Seu radicalismo não ameaça pessoas que aparentemente precisariam de "mais delicadeza", mas cria mais mecanismos de empoderamento e proteção, muito mais do que o romance e as hierarquias.
Muitas pessoas pensam que liberdade se opõe à coletividade. Toda a ideologia amorosa gâmica tem esse caráter de criar uma ideia de junção "mais significativa" através da demolição das individualidades envolvidas, promovendo a fusão das pessoas e aplaudindo concessões que atacam a autonomia. Infelizmente, o resultado não é amoroso, mas opressivo e tóxico. Melhor descartar isso o quanto antes e jamais aceitar nada disso.
Nós, anarquistas relacionais, acreditamos que a responsabilidade afetiva só é possível em liberdade. "Amor livre é pleonasmo", dizia-se. Isso é mais verdade no século XXI. Não existe um choque real ou conflito entre autonomia para si e cuidado com a outra pessoa. Esse é um mito romântico persistente que danifica muitos discursos não-monogâmicos e afetivos, e que tolhe nossa construção de uma sociedade anticapitalista eficiente.

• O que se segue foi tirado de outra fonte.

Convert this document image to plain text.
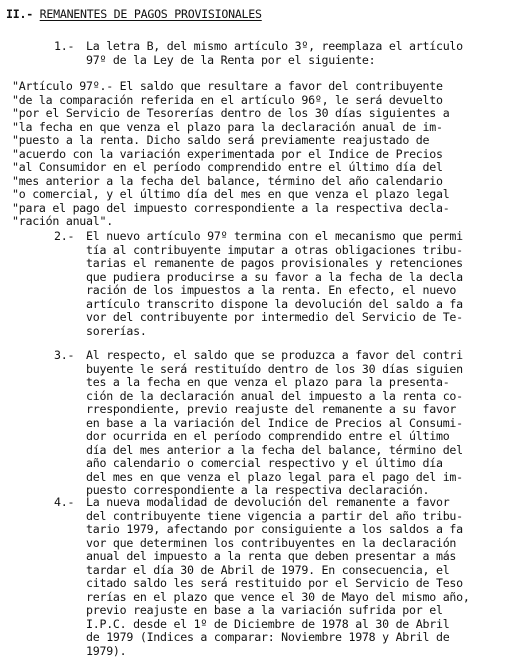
II.- REMANENTES DE PAGOS PROVISIONALES
1.- La letra B, del mismo artículo 3º, reemplaza el artículo
97º de la Ley de la Renta por el siguiente:
"Artículo 97º.- El saldo que resultare a favor del contribuyente
"de la comparación referida en el artículo 96º, le será devuelto
"por el Servicio de Tesorerías dentro de los 30 días siguientes a
"la fecha en que venza el plazo para la declaración anual de im-
"puesto a la renta. Dicho saldo será previamente reajustado de
"acuerdo con la variación experimentada por el Indice de Precios
"al Consumidor en el período comprendido entre el último día del
"mes anterior a la fecha del balance, término del año calendario
"o comercial, y el último día del mes en que venza el plazo legal
"para el pago del impuesto correspondiente a la respectiva decla-
"ración anual".
2.- El nuevo artículo 97º termina con el mecanismo que permi
tía al contribuyente imputar a otras obligaciones tribu-
tarias el remanente de pagos provisionales y retenciones
que pudiera producirse a su favor a la fecha de la decla
ración de los impuestos a la renta. En efecto, el nuevo
artículo transcrito dispone la devolución del saldo a fa
vor del contribuyente por intermedio del Servicio de Te-
sorerías.
3.- Al respecto, el saldo que se produzca a favor del contri
buyente le será restituído dentro de los 30 días siguien
tes a la fecha en que venza el plazo para la presenta-
ción de la declaración anual del impuesto a la renta co-
rrespondiente, previo reajuste del remanente a su favor
en base a la variación del Indice de Precios al Consumi-
dor ocurrida en el período comprendido entre el último
día del mes anterior a la fecha del balance, término del
año calendario o comercial respectivo y el último día
del mes en que venza el plazo legal para el pago del im-
puesto correspondiente a la respectiva declaración.
4.- La nueva modalidad de devolución del remanente a favor
del contribuyente tiene vigencia a partir del año tribu-
tario 1979, afectando por consiguiente a los saldos a fa
vor que determinen los contribuyentes en la declaración
anual del impuesto a la renta que deben presentar a más
tardar el día 30 de Abril de 1979. En consecuencia, el
citado saldo les será restituido por el Servicio de Teso
rerías en el plazo que vence el 30 de Mayo del mismo año,
previo reajuste en base a la variación sufrida por el
I.P.C. desde el 1º de Diciembre de 1978 al 30 de Abril
de 1979 (Indices a comparar: Noviembre 1978 y Abril de
1979).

Somente com a demolição desse mito é possível ver nascer uma poderosa forma de afeto responsável, delicada e verdadeiramente interessada em conhecer e investigar as necessidades da outra pessoa. Isso vale para todas as nossas relações humanas.
Isso só pode funcionar lado a lado com ação anticapitalista e combate aos privilégios de raça, gênero, sexualidade, classe, capacidade, faixa etária e outros.